A medida traz o aprendizado com a experiência do ensino superior após a reforma do convênio MEC-Usaid.
Tive duas oportunidades na minha vida de lidar com os jovens que estão sendo formados pelo nosso “brilhante” ensino médio #sqn. Nos dois casos, tive contato com egressos do ensino público e privado. Nos dois casos, o que vi foi desesperador.
Por este motivo, vejo com muito bons olhos a proposta apresentada pelo governo Temer de reformar o ensino médio. É a primeira vez que se decide mexer neste período falido da Educação brasileira desde a reforma do ensino técnico de 1997. E já não era sem tempo: enquanto a educação básica vem avançando, ainda que lentamente, o ensino médio decai a olhos vistos. Nem como cursinho pré-vestibular serve mais.
Claro que a opinião pública destacou o fim da obrigatoriedade da educação física, artes, sociologia e filosofia, estabelecendo relações entre isso e o Escola Sem Partido, o que apenas demonstra o barbarismo intelectual do debate político brasileiro.
O que a medida traz de melhor é o aprendizado com a experiência do ensino superior após a reforma do convênio MEC-Usaid – aquela tão odiada pela esquerda, mas que criou o sistema de créditos, obrigatórias e optativas existente hoje nas universidades. Ao adotar este mesmo formato para o ensino médio, traz flexibilidade ao currículo e permite que os temas transversais sejam melhor abordados por meio de disciplinas optativas.
Claro, nada impede que disciplinas optativas como “Criacionismo Aplicado” ou “Construção Social do Gênero” sejam dadas em determinadas escolas. Também não se sabe como um curriculum tão flexível poderá ser organizado em cenário de contenção de verba. Mas uma solução pode ser a permissão para que o aluno da escola A curse disciplinas da escola B que sua escola de origem não oferece. Pode-se especializar escolas em cada uma das cinco áreas de interesse, e permitir que o aluno circule entre elas. Hoje, estudantes de pós-graduação da USP, Unesp e Unicamp já fazem isso.

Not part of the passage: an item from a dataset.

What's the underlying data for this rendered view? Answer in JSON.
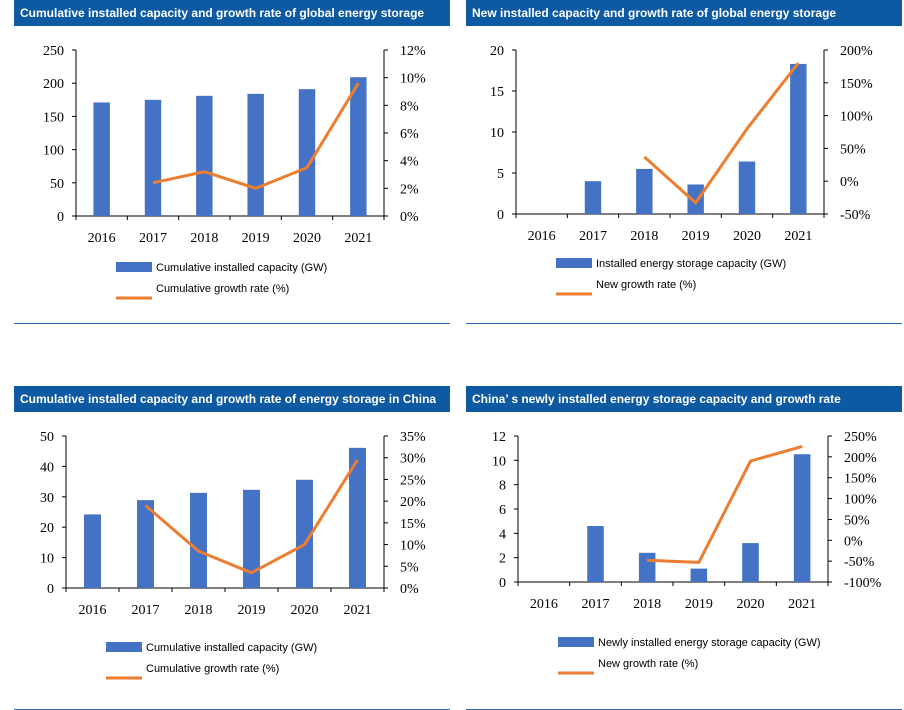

A flexibilidade permitirá que o aluno se concentre na sua área de aptidão. Ao mesmo tempo, o núcleo básico do currículo pode reforçar os conhecimentos de Português e Matemática, onde o desastre está instalado atualmente. Não é preciso obrigar todos os alunos a conhecerem John Rawls – e hoje eles já não conhecem mesmo – mas eles precisam entender um texto de Machado de Assis. Ou melhor, precisam entender um texto.
Por fim, um alerta: com todo o respeito aos meus amigos da Pedagogia, a experiência recente mostra que as melhores políticas públicas de Educação não foram implementadas por pedagogos. De referências pedagógicas como Paulo Freire, Ester Grossi e Rose Neubart vieram pataquadas didáticas como o sistema de aprovação automática adotado em São Paulo.
As políticas que realmente tiveram impacto positivo, como a municipalização do ensino fundamental, o Ideb e o Fundeb, foram iniciativas de gente de fora da Pedagogia, como Paulo Renato e Fernando Haddad, e foram propostas por organizações da sociedade civil como o Todos Pela Educação. Os pedagogos da academia são contra o Ideb, por exemplo. Portanto, filtrem tudo o que vier deles.
Paulo Roberto Silva
Jornalista e empreendedor. Mestre em Integração da América Latina pela USP.